In the present study, four incidental breast lesions were considered BI-RADS category 1 on initial mammography and breast US. One of these lesions increased in size on follow-up chest CT and was confirmed to be a malignant tumor; the other three lesions were not delineated on follow-up mammography and breast US. Mammography and breast US are currently preferred imaging modalities for breast abnormalities. Compared with mammography and US, CT has several advantages. A breast lesion may be better visualized using contrast-enhanced CT than mammography if the breast lesion is in a dense breast or if the lesion is located adjacent to the chest wall (24). However, normal breast glandular tissue could be appeared as a ‘pseudo-mass’ on CT, and this finding was more common in dense breasts (10). Therefore, chest CT cannot be a standard modality for breast evaluation, and it is important to refer to a specialized breast unit when incidental breast lesion(s) are detected.
There were a few limitations to this study, including its single-center, retrospective design. Second was the potential perception bias of missed or unreported breast lesions. Finally, despite a large number of chest CT examinations were carefully reviewed with strict inclusion/exclusion criteria, histological evaluation was absent in one-half of the incidental breast masses. Thus the malignancy rate of incidental breast lesions would have increased in this study.

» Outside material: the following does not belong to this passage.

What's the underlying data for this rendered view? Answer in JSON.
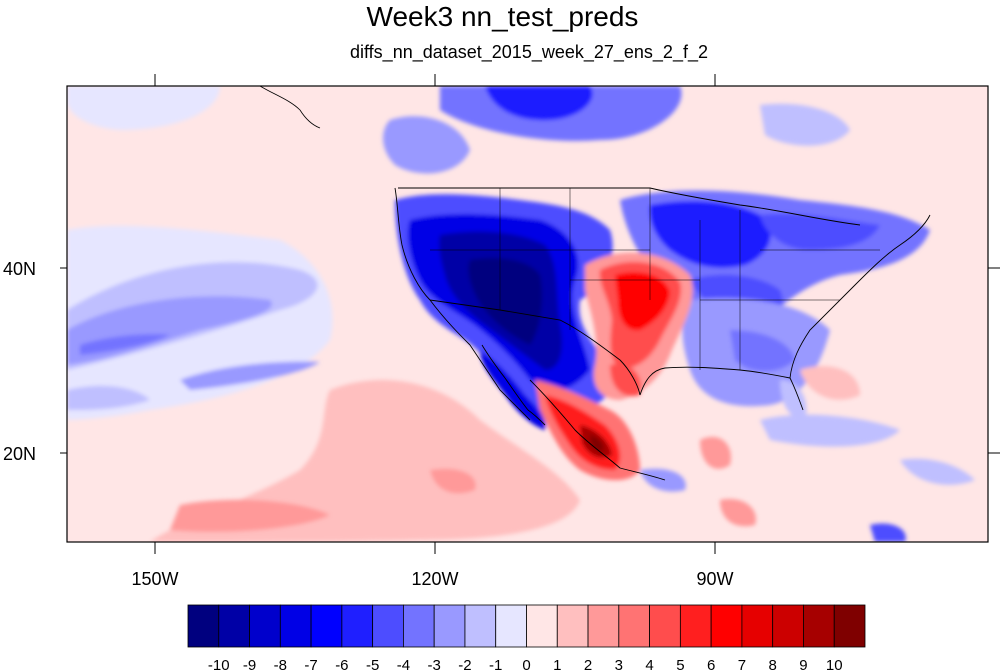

In conclusion, the malignancy rate of incidentally found breast lesions on chest CT is not negligible. Reliable features for incidental malignant breast masses on chest CT were irregular shape, non-circumscribed margin, and high contrast enhancement. The combination of non-circumscribed margin and high contrast enhancement could help to distinguish incidental malignant breast lesions on routine chest CT and inform referral to a specialized breast unit.